Das Kraftwerk Boxberg ist ein deutsches Braunkohlekraftwerk in Boxberg/O.L. in der Oberlausitz (Sachsen). Während seiner höchsten Ausbaustufe Anfang der 1980er Jahre war es das größte Kohlekraftwerk in der DDR.

Inhaltsverzeichnis

Aufbau und technische Daten

Das Kraftwerk hat eine Nennleistung von 1900 MW, verteilt auf drei Kraftwerksblöcke. Das Werk 3 mit seinen beiden 500-MW-Blöcken wurde 1993–1995 modernisiert und unter anderem mit einer Rauchgasentschwefelungsanlage nachgerüstet. Das Werk 4 mit einer Leistung von 907 MW wurde von 1996 bis 2000 neu gebaut und speist seit 2000 Strom in das Verbundnetz ein. Ein weiterer Block ist in Bau. Er wird eine Leistung von 675 MW haben. Der Wirkungsgrad der älteren Anlage liegt bei circa 36 % während die neu errichtete Anlage annähernd einen Wirkungsgrad von 42 % erreicht. Auch die Kühlung erfolgt bei beiden Anlagen getrennt, während Werk 3 von drei Kühltürmen gekühlt wird, ist bei Werk 4 nur noch ein wesentlich leistungsstärkerer Kühlturm vorhanden. Der tägliche Braunkohleverbrauch des Kraftwerks beträgt bis zu 50.000 Tonnen. Die Kohle kommt zum größten Teil aus dem nahegelegenen Braunkohletagebau Nochten, wo sie aus einem 12 Meter mächtigen Flöz abgebaut wird, das 65 bis maximal 100 Meter tief liegt. Die jährliche Fördermenge beträgt etwa 17 Millionen Tonnen Rohbraunkohle. Der Betreiber des Kraftwerks ist Vattenfall Europe (ehemals VEAG).

Geschichte

Kraftwerk Boxberg im Juni 1990
Kraftwerk Boxberg im September 1990

Das erste Kraftwerk am Standort Boxberg wurde 1966 durch den VEB BMK Kohle und Energie errichtet. Anfang der 1980er Jahre waren bereits 14 Kraftwerksblöcke mit einer installierten Leistung von 3520 MW in Betrieb (12x 210 MW + 2x 500 MW). Zu dieser Zeit war Boxberg neben dem Kernkraftwerk Greifswald das größte Kraftwerk der DDR und das größte europäische Kraftwerk auf Braunkohlebasis; es bot damals 4.600 Menschen Arbeit.

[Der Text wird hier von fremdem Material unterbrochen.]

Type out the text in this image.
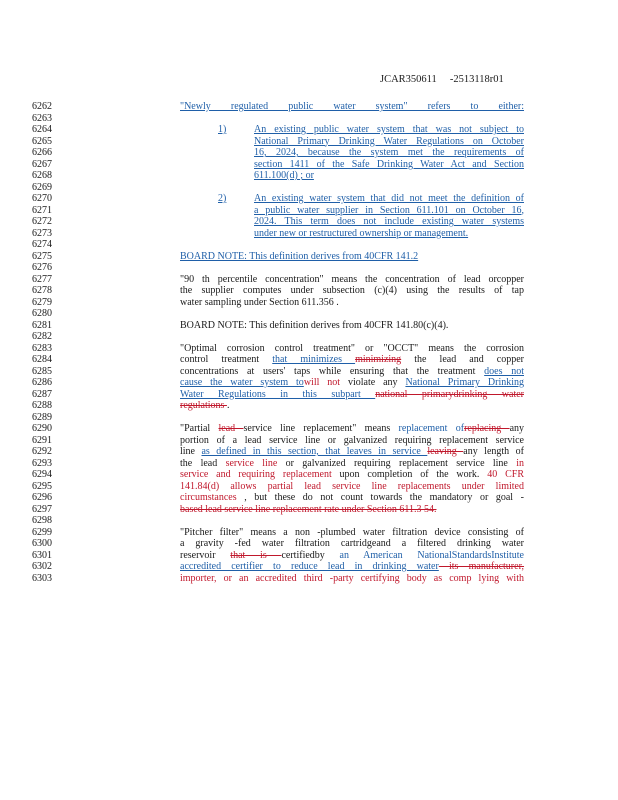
JCAR350611 -2513118r01
6262	"Newly regulated public water system" refers to either:
6263
6264	1)	An existing public water system that was not subject to
6265	National Primary Drinking Water Regulations on October
6266	16, 2024, because the system met the requirements of
6267	section 1411 of the Safe Drinking Water Act and Section
6268	611.100(d) ; or
6269
6270	2)	An existing water system that did not meet the definition of
6271	a public water supplier in Section 611.101 on October 16,
6272	2024. This term does not include existing water systems
6273	under new or restructured ownership or management.
6274
6275	BOARD NOTE: This definition derives from 40CFR 141.2
6276
6277	"90 th percentile concentration" means the concentration of lead orcopper
6278	the supplier computes under subsection (c)(4) using the results of tap
6279	water sampling under Section 611.356 .
6280
6281	BOARD NOTE: This definition derives from 40CFR 141.80(c)(4).
6282
6283	"Optimal corrosion control treatment" or "OCCT" means the corrosion
6284	control treatment that minimizes minimizing the lead and copper
6285	concentrations at users' taps while ensuring that the treatment does not
6286	cause the water system towill not violate any National Primary Drinking
6287	Water Regulations in this subpart national primarydrinking water
6288	regulations .
6289
6290	"Partial lead service line replacement" means replacement ofreplacing any
6291	portion of a lead service line or galvanized requiring replacement service
6292	line as defined in this section, that leaves in service leaving any length of
6293	the lead service line or galvanized requiring replacement service line in
6294	service and requiring replacement upon completion of the work. 40 CFR
6295	141.84(d) allows partial lead service line replacements under limited
6296	circumstances , but these do not count towards the mandatory or goal -
6297	based lead service line replacement rate under Section 611.3 54.
6298
6299	"Pitcher filter" means a non -plumbed water filtration device consisting of
6300	a gravity -fed water filtration cartridgeand a filtered drinking water
6301	reservoir that is certifiedby an American NationalStandardsInstitute
6302	accredited certifier to reduce lead in drinking water its manufacturer,
6303	importer, or an accredited third -party certifying body as comp lying with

Nach der Wiedervereinigung Deutschlands wurden die meisten Kraftwerksblöcke aufgrund der nicht den bundesdeutschen Anforderungen entsprechenden Filtertechnik und Effizienz stillgelegt. Bis heute befinden sich Altanlagen des Kraftwerks Boxberg im Rückbau. So wurden die beiden Werke 1 und 2 mit insgesamt zwölf Blöcken mit je 210 MW im Zeitraum 1993–1998 stillgelegt. Am 13. April 2006 wurden vier der gesamt neun unbenutzten Kühltürme des Altwerkes gesprengt.

Unfall im Januar 1987

Im Winter 1986/1987 herrschte in weiten Teilen der DDR eine extreme Kälte, wodurch einerseits ein erhöhter Kohle- und Strombedarf sowie andererseits Probleme bei der Beschickung der Braunkohlekraftwerke resultierten, da die mit Erde vergleichbar feuchtere Rohbraunkohle auf Halden lagerte und größtenteils gefror. Am 14. Januar 1987 wurde Block 13 heruntergefahren und der Generator wurde vom Netz getrennt. Da in dem Schalterhäuschen eine Fensterscheibe eingeschlagen war, gefror in der Druckluftleitung eines Leistungsschalters Kondenswasser. Das führte zum einphasigen zweisträngigen Rückschalten des Generators. Auf den Läufer des Generators wirkten nun starke asynchrone Momente. Er beschleunigte und geriet in starke Schwingungen, was wiederum starke Vibrationen am Generator und dem umliegenden Maschinenhaus zur Folge hatte. Der Generator war über eine Verbindungswelle (ca. 50 cm Durchmesser) an die Turbine gekuppelt. Der Kopf dieser Welle und die Verbindungsbolzen wurden durch die auftretenden Kräfte abgeschert. Ein massiver Lagerbock, der an dieser Stelle die Verbindungswelle trug, wurde einige Meter weggeschleudert. Umherfliegende Trümmer zerrissen zahlreiche Leitungen, wie die des Wasserstoff-Kühl- und des Dichtölsystems. Der Wasserstoff entzündete sich explosionsartig. Das Dichtölsystem des Generators war steuerungstechnisch so sicher, dass sich weder die zwei Drehstrommotor-Pumpen, noch die Gleichstrommotor-Pumpe ausschalten ließen. Infolge der enormen Hitze knickten die nun erweichten Stahlträger der Dachkonstruktion und die vordere Fensterreihe des Maschinenhauses ein und es kam zum Einsturz des etwa 22 m hohen Gebäudes. Der Brand erfasste ebenfalls das Maschinenhaus von Block 14 und dessen Generator ging nach kurzer Zeit über Not-Abschaltung vom Netz. Das Restgebäude war etwa bis zur Höhe von 11 m, dem oberen Sockelrand der Mauerkonstruktion, mit Trümmern gefüllt.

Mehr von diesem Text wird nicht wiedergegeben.